ConfigsApr 30, 2026·3 min read

Conductor — Scalable Workflow Orchestration Engine

Conductor is an event-driven orchestration platform originally built at Netflix for managing complex distributed workflows with durable execution guarantees.

Introduction

Conductor is a workflow orchestration engine that coordinates microservices and long-running processes. Originally developed at Netflix to handle millions of workflow executions daily, it provides durable execution, retry logic, and a visual UI for monitoring distributed workflows across services.

What Conductor Does

  • Orchestrates complex microservice workflows defined as JSON or code
  • Provides durable execution with automatic retries and error handling
  • Offers a web-based UI for workflow visualization and debugging
  • Supports human-in-the-loop tasks, sub-workflows, and dynamic forking
  • Integrates with external systems via HTTP, gRPC, and event-driven workers

Architecture Overview

Conductor uses a server-worker model. The server maintains workflow state in a persistent store (Redis, PostgreSQL, or MySQL) and an indexing backend (Elasticsearch or OpenSearch). Workers poll task queues, execute business logic, and report results. The server advances the workflow DAG based on task outcomes, handling retries, timeouts, and conditional branching. A REST API and UI provide full control over workflow definitions and executions.

Self-Hosting & Configuration

  • Deploy via Docker Compose or Kubernetes Helm charts from the official repo
  • Configure persistence with PostgreSQL, MySQL, or Redis for production workloads
  • Set up Elasticsearch or OpenSearch for workflow search and indexing
  • Define workflows in JSON or use the Java, Python, Go, or C# SDKs
  • Secure the API with OAuth2 or custom authentication middleware

Key Features

  • Handles millions of concurrent workflow executions with horizontal scaling
  • Visual workflow designer and execution timeline in the built-in UI
  • Supports SIMPLE, HTTP, FORK_JOIN, DECISION, SUB_WORKFLOW, and custom task types
  • Provides SDKs for Java, Python, Go, C#, JavaScript, and Clojure
  • Event-driven architecture with SQS, NATS, and AMQP integration

Comparison with Similar Tools

  • Temporal — similar durable execution but uses code-first SDK approach instead of JSON definitions
  • Apache Airflow — DAG-based scheduler focused on data pipelines rather than microservice orchestration
  • Prefect — Python-native workflow engine with less emphasis on multi-language workers
  • Step Functions — AWS-managed state machine, vendor-locked but zero infrastructure
  • Cadence — Uber's predecessor to Temporal with overlapping feature set

FAQ

Q: How does Conductor differ from Temporal?
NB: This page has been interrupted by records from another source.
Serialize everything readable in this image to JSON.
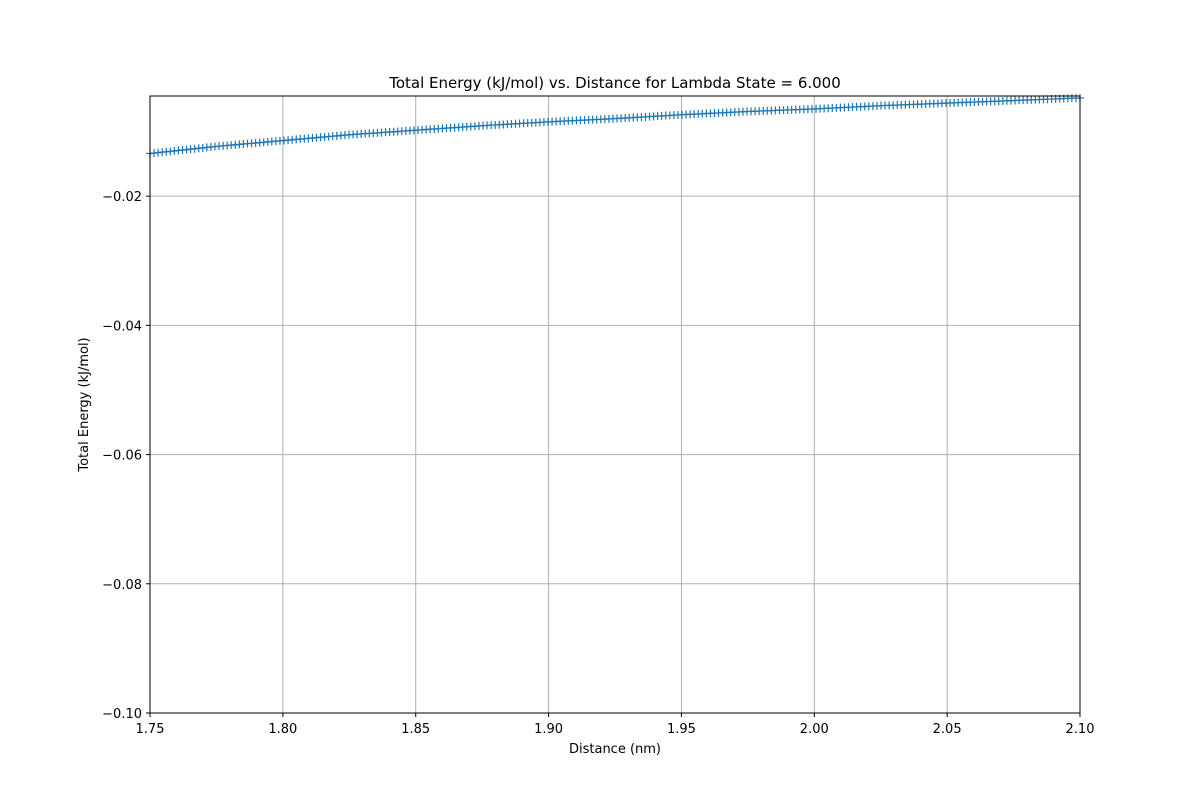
{
  "chart_data": {
    "type": "scatter",
    "title": "Total Energy (kJ/mol) vs. Distance for Lambda State = 6.000",
    "xlabel": "Distance (nm)",
    "ylabel": "Total Energy (kJ/mol)",
    "xlim": [
      1.75,
      2.1
    ],
    "ylim": [
      -0.1,
      -0.0045
    ],
    "xticks": [
      1.75,
      1.8,
      1.85,
      1.9,
      1.95,
      2.0,
      2.05,
      2.1
    ],
    "xtick_labels": [
      "1.75",
      "1.80",
      "1.85",
      "1.90",
      "1.95",
      "2.00",
      "2.05",
      "2.10"
    ],
    "yticks": [
      -0.1,
      -0.08,
      -0.06,
      -0.04,
      -0.02
    ],
    "ytick_labels": [
      "−0.10",
      "−0.08",
      "−0.06",
      "−0.04",
      "−0.02"
    ],
    "grid": true,
    "marker": "+",
    "color": "#1f77b4",
    "series": [
      {
        "x": [
          1.75,
          1.775,
          1.8,
          1.825,
          1.85,
          1.875,
          1.9,
          1.925,
          1.95,
          1.975,
          2.0,
          2.025,
          2.05,
          2.075,
          2.1
        ],
        "y": [
          -0.0134,
          -0.0123,
          -0.0114,
          -0.0105,
          -0.0098,
          -0.0091,
          -0.0085,
          -0.008,
          -0.0074,
          -0.0069,
          -0.0065,
          -0.006,
          -0.0056,
          -0.0052,
          -0.0048
        ]
      }
    ]
  }
}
A: Conductor uses JSON workflow definitions and a task-queue polling model, while Temporal uses code-first workflows with a replay-based execution model. Conductor provides a built-in UI out of the box.
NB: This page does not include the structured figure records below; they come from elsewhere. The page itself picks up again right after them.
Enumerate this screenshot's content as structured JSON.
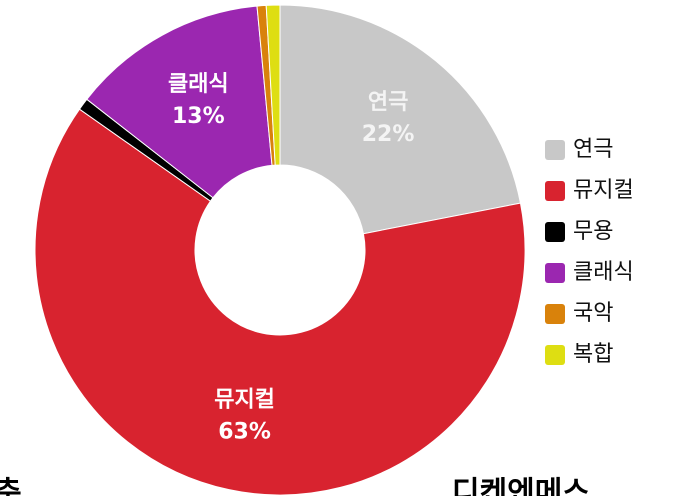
{
  "chart_data": {
    "type": "donut",
    "categories": [
      "연극",
      "뮤지컬",
      "무용",
      "클래식",
      "국악",
      "복합"
    ],
    "values": [
      22,
      63,
      0.8,
      13,
      0.6,
      0.9
    ],
    "value_labels": [
      "22%",
      "63%",
      null,
      "13%",
      null,
      null
    ],
    "colors": [
      "#c8c8c8",
      "#d8232f",
      "#000000",
      "#9b27b0",
      "#d9820b",
      "#dede12"
    ],
    "legend": "right",
    "footer": [
      "춘",
      "디켄엔메스"
    ]
  }
}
Q: Can Conductor handle long-running workflows? A: Yes. Workflows can run for days or months. Conductor persists state and resumes execution after failures or restarts.

Q: What databases does Conductor support? A: PostgreSQL, MySQL, and Redis are supported as persistence backends. Elasticsearch or OpenSearch handle workflow indexing and search.

Q: Is Conductor suitable for data pipelines? A: It can orchestrate data pipelines, but tools like Airflow or Dagster may be better suited for DAG-based ETL scheduling with built-in data-aware features.